Пришел врач, тот самый, кто у нее принимал. Рукава засучены, очки выше лба, лицо сердитое. Он сурово поглядел на Анфису и сказал:
— Не хулиганить!
Она испугалась, притихла. Чего-чего, а хулиганства за ней никогда не было. Решила молчать.
К вечеру у нее поднялась температура, не очень большая — 37,9, а все-таки.
— Сама виновата, накричала себе, — сказала строгая.
— Сына бы мне, — попросила Анфиса.
— Не положено. Спи, мамаша.
— Умер, верно? Скажи, не томи.
— Умер? Никто не умер. Смертность у нас изжитая. Спи.
Анфиса забылась. В полубреду ей казалось, что белая стенка палаты надвигается, надвигается, а там, за стеной, ее сын. Его к ней не пускают. Вот он уже вырос, встал на ножки и идет к ней ножками: топ, топ… А его не пускают, и он умирает. Где-то рядом копают ему могилу. «Положите меня с моим мальчиком, закопайте меня с моим мальчиком!» — кричит, надрывается Анфиса, но никто не слушает. И опять явь и белая стена, а за стеной мальчик, его закопали.
Когда она проснулась, был белый день в белой палате, за окнами подушками лежал молодой снег, а на потолке играли зайчики. Вокруг женщины кормили детей — белые пакетики на белых подушках. Вошла нянечка, не та, строгая, а другая, веселая, — на каждой руке по свертку, по ребенку, положила к двум женщинам.
— А мой? — спросила Анфиса. — А мой? — И вдруг вспомнила, что его закопали, и крикнула: — Моего закопали?
— Зачем закопали? Орет петухом, — сказала веселая. — Твой-то на всю детскую самый горластый. Генералом будет. Мы его так и зовем: генерал Громов. Несу, несу.
Она вернулась еще с двумя свертками. Один из них орал: это и был Вадим. У него было гневно-красное, напряженное лицо, он ворочал головой туда-сюда, что-то ища слепым разинутым ртом.

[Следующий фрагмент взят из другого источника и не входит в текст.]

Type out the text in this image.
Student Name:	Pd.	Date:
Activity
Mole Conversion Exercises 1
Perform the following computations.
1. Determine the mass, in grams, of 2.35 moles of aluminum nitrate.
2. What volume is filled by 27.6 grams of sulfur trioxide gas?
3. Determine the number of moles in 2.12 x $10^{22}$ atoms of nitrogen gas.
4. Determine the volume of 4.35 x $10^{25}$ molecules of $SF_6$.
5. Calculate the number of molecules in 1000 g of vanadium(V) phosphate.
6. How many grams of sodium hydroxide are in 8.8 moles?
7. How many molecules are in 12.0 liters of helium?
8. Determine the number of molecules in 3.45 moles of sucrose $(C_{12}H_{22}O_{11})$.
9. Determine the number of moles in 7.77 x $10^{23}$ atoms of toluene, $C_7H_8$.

— Товарищ генерал, кушать подано.
Нянечка положила ребенка на подушку рядом с Анфисой. Он орал отчаянно, злобно, без слез. Она совала ему грудь, он не брал, злился, крутил головой, тыкался носом. И вдруг поймал сосок, ухватил, зажевал беззубыми деснами. Пошло молоко. Ребенок глотал усердно, отчетливо.
— Хорошо сосет, — одобрила нянечка. — Активист.
Молоко шло обильно, тугой струей. Ребенок морщился, кашлял, сердился, терял сосок, и опять находил, и опять трудился — глотал, глотал.
Анфиса кормила своего сына. Она вся переливалась в него, в своего хозяина. Никто никогда не был ей таким хозяином, ни Федор, ни Григорий, никто. Только Вадим.
Через несколько дней Анфису выписали. Приехала за ней опять Ада Ефимовна, верный товарищ. Чирикала, умилялась, что ребенок очень уж мал. Говорила о святости материнства.
— Я никогда не знала этого счастья. Все для искусства и для фигуры. И что? От искусства оторвана. Фигуру, правда, сохранила, а для чего? Фигура есть, а жизни нет.
«И правда, — подумала Анфиса, — на кой она, фигура, когда жизни нет». А вслух сказала с лицемерием:
— Не жалейте, Ада Ефимовна, еще неизвестно, как у кого судьба обернется.
Вадим орал.
— Красивый ребенок, — сказала Ада, заглянув в щель одеяла. — Оригинальная расцветка. Только почему он кричит? У меня в ушах вроде обморока.
Приехали домой. Дома — одна Капа.
— А ну-ка покажи.
Показала.
— А ну-ка разверни.
Развернула. Вадим копошился и орал, криво суча красными ножками.